それからの悲劇(上)
どおおん、どおおん。
ごおおん、ごおおん。
町が瓦礫になっていく。人々は悲鳴を上げ、逃げ惑う。
ブレイカーは人を直接【破壊】するわけではないが、建物の中に人がいたら――――。
「コウヤ、早く逃げよう!」
バンの声で、我に返った。
そうだ。これは現実だ。ニュースなんかじゃない。現実を見よう。
「ミゾレ。おまえも来い!」
「お兄ちゃんたちだけでも、早く逃げてっ!」
必死なようすでミゾレが叫ぶ。
ミゾレは立つことはできるが、病気のせいで走ることはできない。
「……お前を置いて行けるか!」
「そんな、ミゾレのせいで、お兄ちゃんたちがっ……」
ぽろぽろと、ミゾレの瞳からは涙があふれ出ている。
そんなミゾレの手を、バンはしっかりと握った。
「大丈夫。

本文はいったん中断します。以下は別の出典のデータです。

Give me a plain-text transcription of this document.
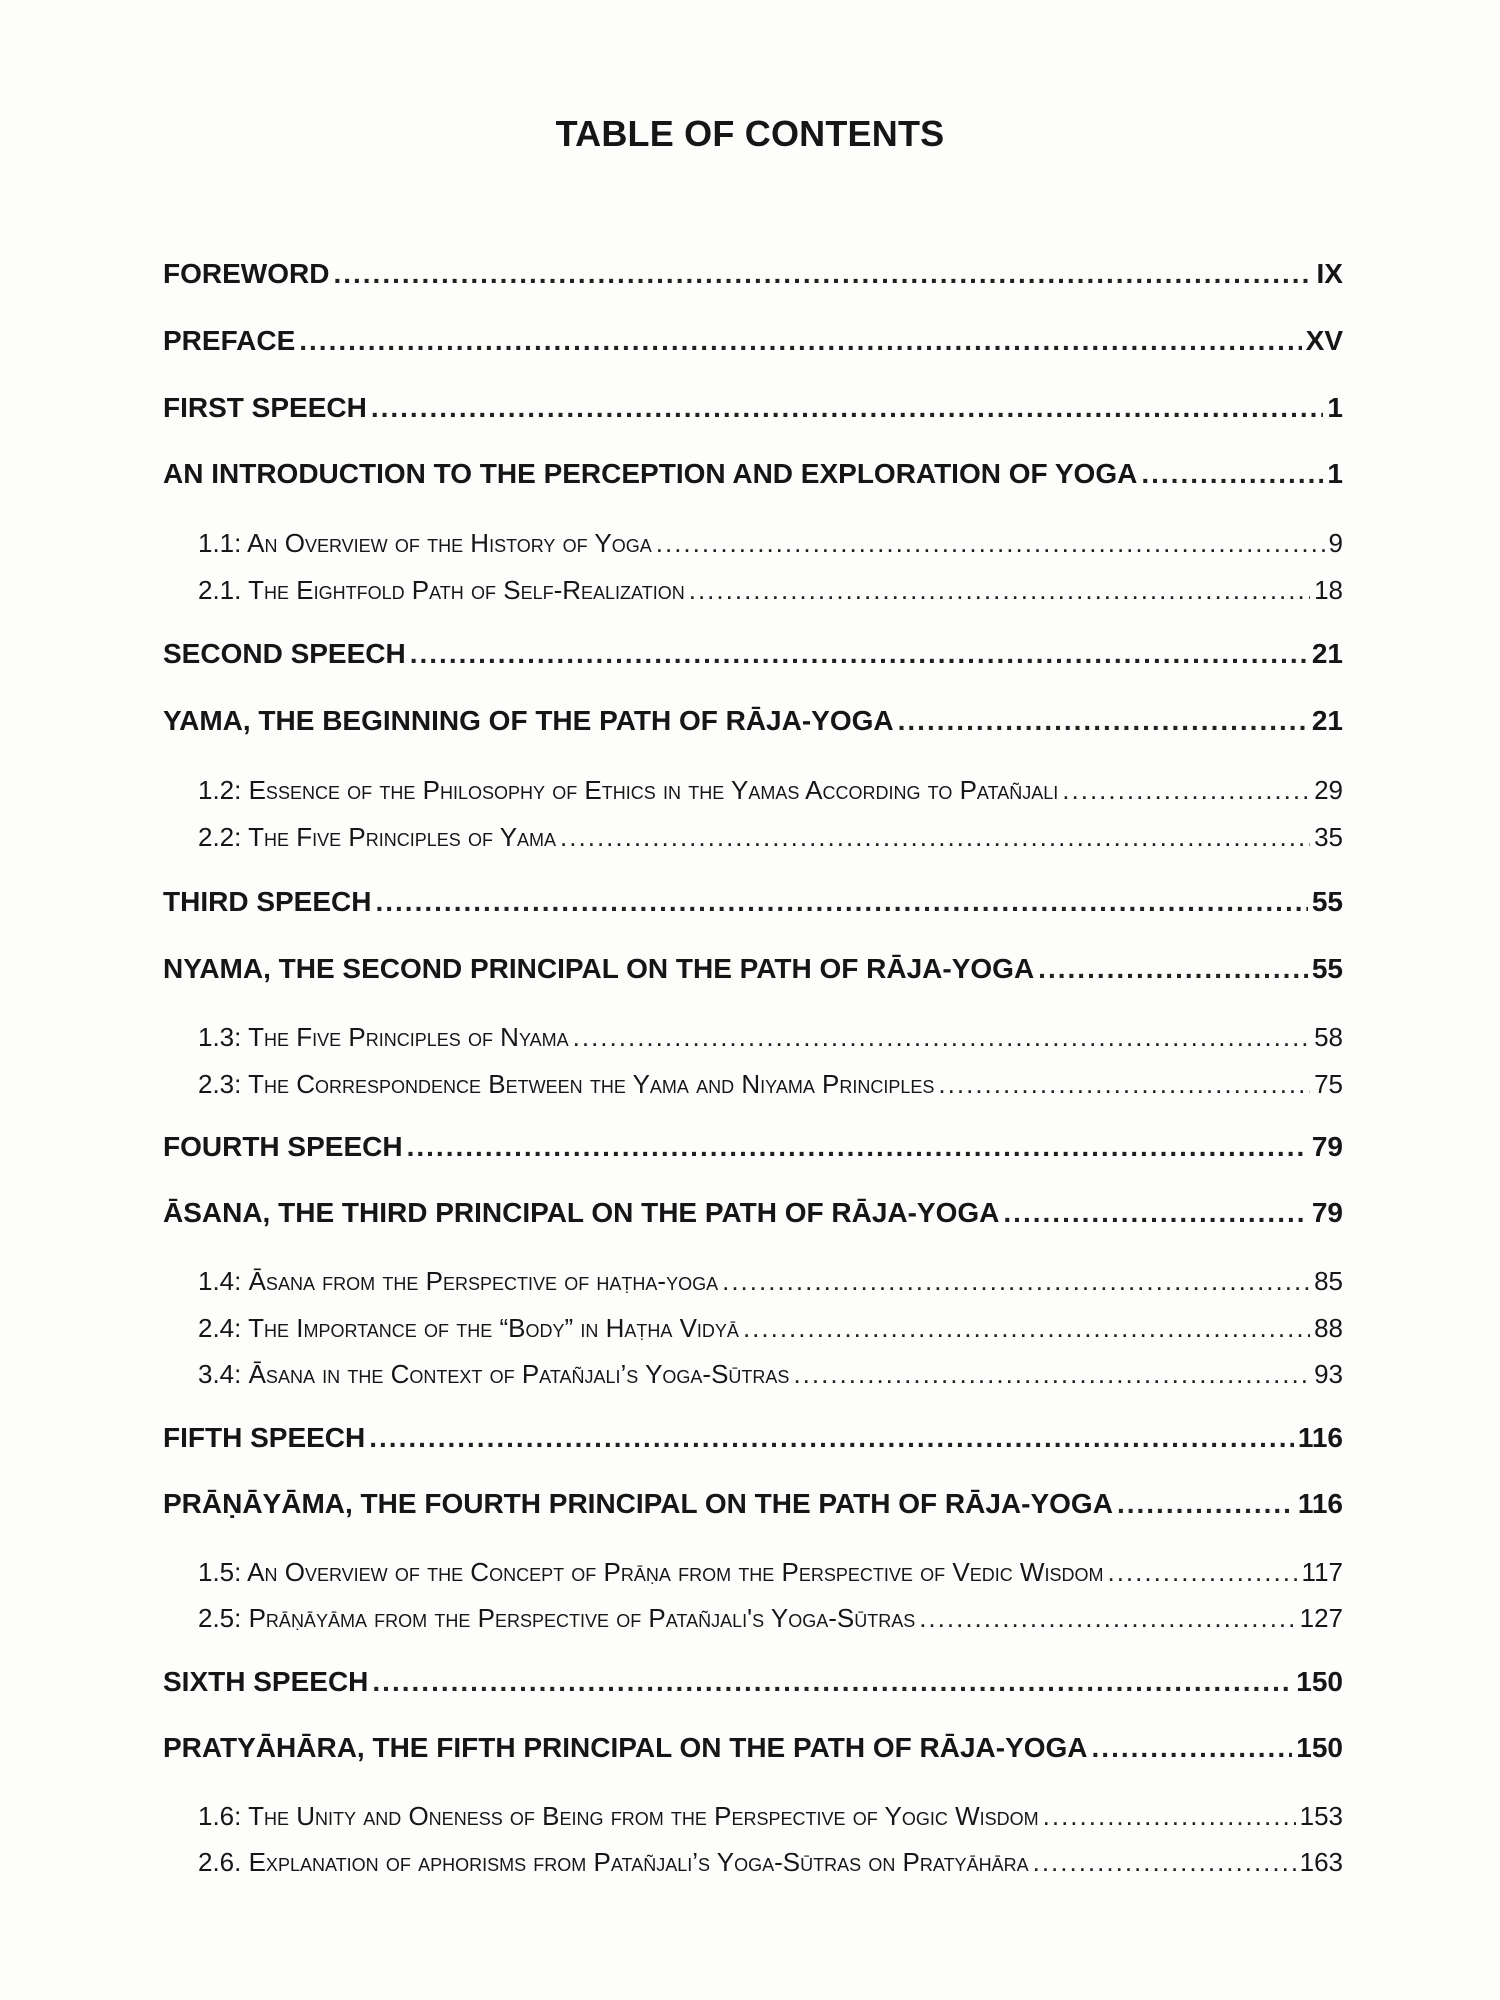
TABLE OF CONTENTS
FOREWORD .....	IX
PREFACE .....	XV
FIRST SPEECH .....	1
AN INTRODUCTION TO THE PERCEPTION AND EXPLORATION OF YOGA .....	1
1.1: An Overview of the History of Yoga .....	9
2.1. The Eightfold Path of Self-Realization .....	18
SECOND SPEECH .....	21
YAMA, THE BEGINNING OF THE PATH OF RĀJA-YOGA .....	21
1.2: Essence of the Philosophy of Ethics in the Yamas According to Patañjali .....	29
2.2: The Five Principles of Yama .....	35
THIRD SPEECH .....	55
NYAMA, THE SECOND PRINCIPAL ON THE PATH OF RĀJA-YOGA .....	55
1.3: The Five Principles of Nyama .....	58
2.3: The Correspondence Between the Yama and Niyama Principles .....	75
FOURTH SPEECH .....	79
ĀSANA, THE THIRD PRINCIPAL ON THE PATH OF RĀJA-YOGA .....	79
1.4: Āsana from the Perspective of haṭha-yoga .....	85
2.4: The Importance of the “Body” in Haṭha Vidyā .....	88
3.4: Āsana in the Context of Patañjali’s Yoga-Sūtras .....	93
FIFTH SPEECH .....	116
PRĀṆĀYĀMA, THE FOURTH PRINCIPAL ON THE PATH OF RĀJA-YOGA .....	116
1.5: An Overview of the Concept of Prāṇa from the Perspective of Vedic Wisdom .....	117
2.5: Prāṇāyāma from the Perspective of Patañjali's Yoga-Sūtras .....	127
SIXTH SPEECH .....	150
PRATYĀHĀRA, THE FIFTH PRINCIPAL ON THE PATH OF RĀJA-YOGA .....	150
1.6: The Unity and Oneness of Being from the Perspective of Yogic Wisdom .....	153
2.6. Explanation of aphorisms from Patañjali’s Yoga-Sūtras on Pratyāhāra .....	163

みんなで生きよう」
「……でも、どうやって……?」
音は、だんだん近づいてくる。
「早く逃げるぞ!」
俺はミゾレを抱きかかえると、ドアを蹴って開けた。
十歳とは思えないくらい、ミゾレの体は軽かった。
「ブレイカーは、町をすべて破壊するらしい。つーことは……もう破壊されてしまった区域なら、ブレイカーも来ないかもしれねぇ」
「コウヤは物知りだね」
今はバンの言葉をいちいち拾っている暇はない。裏道を通って、町の南に向かう。
「お兄ちゃん、ごめんね……。ミゾレのせいで……」
「そんなこと言うな! 俺が生きててもお前が死んだら、意味がないんだよ! その逆もだ。みんな、生きてないと…」
「ありがとう。お兄ちゃん。本当に、あり、が……と……」
しっかりと俺の首に巻きついていたミゾレの手は、すこし緩くなっていった。
「……ミゾレ? おい、ミゾレ!」
走るのを止め、ミゾレの顔を覗き込む。真っ青になっていて、生気が感じられなかった。
「聞こえる? ミゾレちゃん!?」
とりあえず隠れるためとミゾレの様子を見るため、近くにあった家の中に入った。
「急に外に出したり、走って衝撃を与えたのが悪かったみたいだ……」
「とりあえず、水を飲ませるか」
「先に逃げた方がいいんじゃないか?」
「南はもう、水も電気も止まってるだろ。それなら、今の方が――――――」
どおおおおおおん。
ブレイカーはすぐそこまで来ていた。
暴走しすぎました…。詩の【錆びた町】と表現やキャラクターが違い過ぎですね。